Lib/io.py (part 3)
Source:
cpython 3.14 @ ab2d84fe1023/Lib/io.py
This annotation covers in-memory streams and the open() function defaults. See modules_io2_detail for BufferedReader, BufferedWriter, and TextIOWrapper.
Map
| Lines | Symbol | Role |
|---|---|---|
| 1-60 | io.open / builtins.open | Factory for all file-like objects |
| 61-160 | BytesIO | In-memory bytes stream |
| 161-280 | StringIO | In-memory str stream |
| 281-360 | io.DEFAULT_BUFFER_SIZE | 8192 bytes — default for BufferedReader/Writer |
| 361-400 | io.text_encoding | Resolve None encoding to 'utf-8' or 'locale' |
Reading
BytesIO
# CPython: Modules/_io/bytesio.c (C implementation)

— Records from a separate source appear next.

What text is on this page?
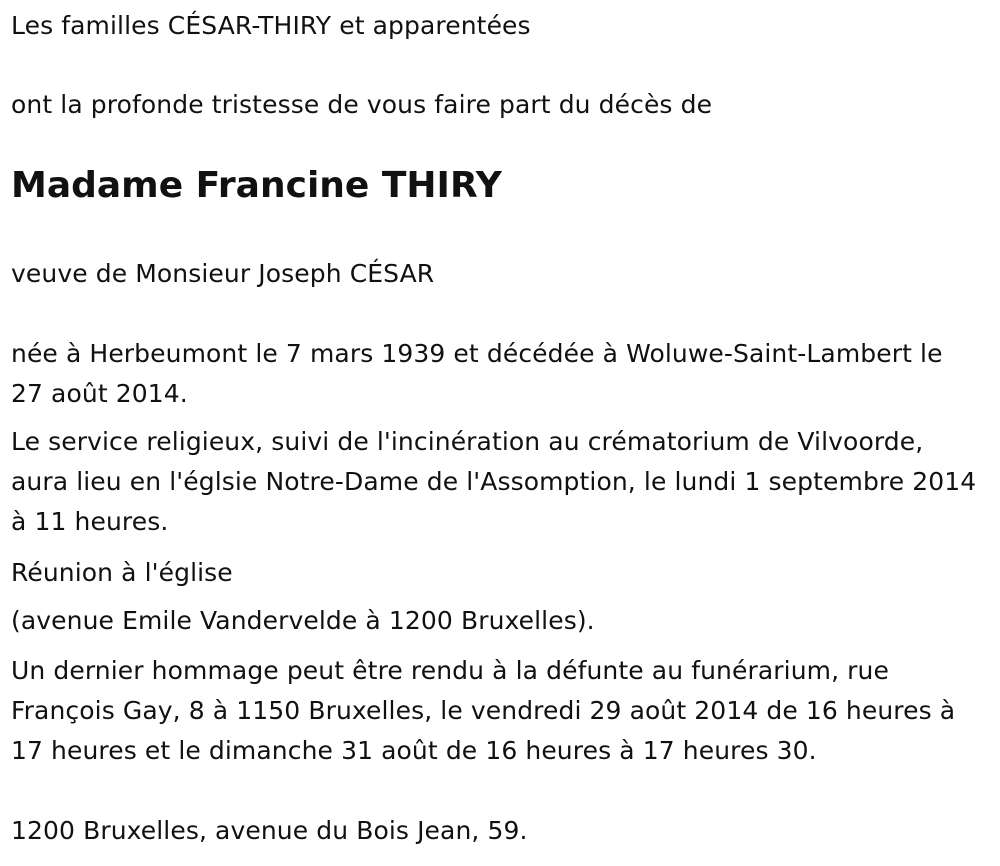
Les familles CÉSAR-THIRY et apparentées
ont la profonde tristesse de vous faire part du décès de
Madame Francine THIRY
veuve de Monsieur Joseph CÉSAR
née à Herbeumont le 7 mars 1939 et décédée à Woluwe-Saint-Lambert le 27 août 2014.
Le service religieux, suivi de l'incinération au crématorium de Vilvoorde, aura lieu en l'églsie Notre-Dame de l'Assomption, le lundi 1 septembre 2014 à 11 heures.
Réunion à l'église
(avenue Emile Vandervelde à 1200 Bruxelles).
Un dernier hommage peut être rendu à la défunte au funérarium, rue François Gay, 8 à 1150 Bruxelles, le vendredi 29 août 2014 de 16 heures à 17 heures et le dimanche 31 août de 16 heures à 17 heures 30.
1200 Bruxelles, avenue du Bois Jean, 59.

# BytesIO wraps a bytes buffer:
# buf: bytearray growing on write
# pos: current position (int)
# exports: number of active memoryview exports
#
# write(b): extend buf at pos; advance pos
# read(n): return buf[pos:pos+n]; advance pos
# seek(pos, whence): absolute/relative/from-end positioning
# getvalue(): return bytes(buf)
# getbuffer(): return memoryview of buf (prevents resize while exported)

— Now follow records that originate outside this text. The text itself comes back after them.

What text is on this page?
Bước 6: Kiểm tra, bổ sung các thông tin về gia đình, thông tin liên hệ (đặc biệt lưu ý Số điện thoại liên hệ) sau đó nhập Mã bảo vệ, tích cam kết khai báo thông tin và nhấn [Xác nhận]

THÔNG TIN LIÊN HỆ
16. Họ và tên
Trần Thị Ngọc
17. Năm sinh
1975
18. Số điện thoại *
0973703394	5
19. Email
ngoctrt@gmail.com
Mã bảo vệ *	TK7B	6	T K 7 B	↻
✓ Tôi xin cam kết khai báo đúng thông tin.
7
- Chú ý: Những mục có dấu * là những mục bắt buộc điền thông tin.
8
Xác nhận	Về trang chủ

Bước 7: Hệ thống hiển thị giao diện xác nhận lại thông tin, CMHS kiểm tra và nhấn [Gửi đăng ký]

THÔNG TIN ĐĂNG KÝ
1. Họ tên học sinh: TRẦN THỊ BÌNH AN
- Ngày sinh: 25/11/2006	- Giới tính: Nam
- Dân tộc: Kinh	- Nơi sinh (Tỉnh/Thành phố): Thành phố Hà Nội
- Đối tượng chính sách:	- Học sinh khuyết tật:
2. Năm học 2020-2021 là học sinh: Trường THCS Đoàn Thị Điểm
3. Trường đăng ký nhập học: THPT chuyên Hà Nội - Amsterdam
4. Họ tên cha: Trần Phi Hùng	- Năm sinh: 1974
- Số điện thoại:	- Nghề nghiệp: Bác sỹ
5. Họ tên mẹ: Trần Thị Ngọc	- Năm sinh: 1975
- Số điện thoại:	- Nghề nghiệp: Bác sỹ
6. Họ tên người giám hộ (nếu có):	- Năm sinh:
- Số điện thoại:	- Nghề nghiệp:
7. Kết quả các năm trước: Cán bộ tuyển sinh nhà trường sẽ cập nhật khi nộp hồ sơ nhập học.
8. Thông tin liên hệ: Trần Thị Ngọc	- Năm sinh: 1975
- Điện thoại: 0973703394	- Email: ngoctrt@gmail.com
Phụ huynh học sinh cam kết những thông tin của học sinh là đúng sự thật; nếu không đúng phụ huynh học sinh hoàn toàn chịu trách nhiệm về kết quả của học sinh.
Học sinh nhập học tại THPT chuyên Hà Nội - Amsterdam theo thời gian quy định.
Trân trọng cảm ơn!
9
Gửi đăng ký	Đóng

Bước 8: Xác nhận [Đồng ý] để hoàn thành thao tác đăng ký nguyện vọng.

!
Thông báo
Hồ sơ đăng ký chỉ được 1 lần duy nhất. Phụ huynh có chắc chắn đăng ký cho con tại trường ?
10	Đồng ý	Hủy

BytesIO is implemented in C (_io.BytesIO). The pure-Python module io imports from _io. BytesIO.getbuffer() returns a writable memoryview; while it is alive, write() raises BufferError because resizing would invalidate the view.
StringIO
# CPython: Modules/_io/stringio.c (C implementation)

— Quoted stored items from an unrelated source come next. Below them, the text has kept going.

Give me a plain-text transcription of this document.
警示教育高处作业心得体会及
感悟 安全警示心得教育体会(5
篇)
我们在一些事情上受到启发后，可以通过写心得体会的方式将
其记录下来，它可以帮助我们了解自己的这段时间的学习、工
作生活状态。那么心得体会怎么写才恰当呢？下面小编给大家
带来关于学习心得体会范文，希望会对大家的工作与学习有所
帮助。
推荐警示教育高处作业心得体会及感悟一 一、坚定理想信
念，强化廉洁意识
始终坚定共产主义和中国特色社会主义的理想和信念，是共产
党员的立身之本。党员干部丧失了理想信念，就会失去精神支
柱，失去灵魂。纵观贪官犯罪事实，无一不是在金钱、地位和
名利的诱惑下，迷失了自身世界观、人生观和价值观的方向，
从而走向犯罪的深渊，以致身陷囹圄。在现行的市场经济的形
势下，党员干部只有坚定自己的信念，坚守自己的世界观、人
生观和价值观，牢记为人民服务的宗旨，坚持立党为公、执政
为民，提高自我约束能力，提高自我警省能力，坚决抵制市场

# StringIO wraps a list of str chunks + a merged string:
# readnl: universal newlines translation
# pos: int (character position, not byte offset)
#
# write(s): append to chunk list
# read(n): merge chunks on first read; return substr
# getvalue(): merge all chunks; return the full string
StringIO defers merging chunks until read/getvalue, making multiple write calls efficient. StringIO(initial_value) starts with a preloaded string. getvalue() ignores the current position and returns the full content.
io.text_encoding
# CPython: Lib/io.py:88 text_encoding
def text_encoding(encoding, stacklevel=2, /):
"""Return the default text encoding.
If encoding is None:
- If PYTHONWARNDEFAULTENCODING is set, warn and return 'locale'
- Otherwise return 'utf-8'
Otherwise return encoding unchanged.
"""
if encoding is None:
if sys.flags.warn_default_encoding:
import warnings
warnings.warn(
"'encoding' argument not specified",
EncodingWarning, stacklevel + 1)
if sys.flags.utf8_mode:
return 'utf-8'
return 'locale'
return encoding
text_encoding (Python 3.10+) is a migration aid. Default encoding=None currently uses the locale encoding; in a future version it will default to UTF-8. PYTHONWARNDEFAULTENCODING=1 triggers warnings to help migrate code.
io.DEFAULT_BUFFER_SIZE
# CPython: Lib/io.py:34 DEFAULT_BUFFER_SIZE
DEFAULT_BUFFER_SIZE = 8 * 1024 # 8192 bytes
All BufferedReader/BufferedWriter use this as the default buffer size. 8 KiB matches the typical OS page size and filesystem block size. Override with open(f, buffering=65536) for large sequential reads.
gopy notes
BytesIO is objects.BytesIO in objects/bytesio.go. StringIO is objects.StringIO backed by a strings.Builder. io.text_encoding is module/io.TextEncoding. DEFAULT_BUFFER_SIZE is a constant in module/io/module.go. open() is vm.BuiltinOpen in vm/eval_simple.go.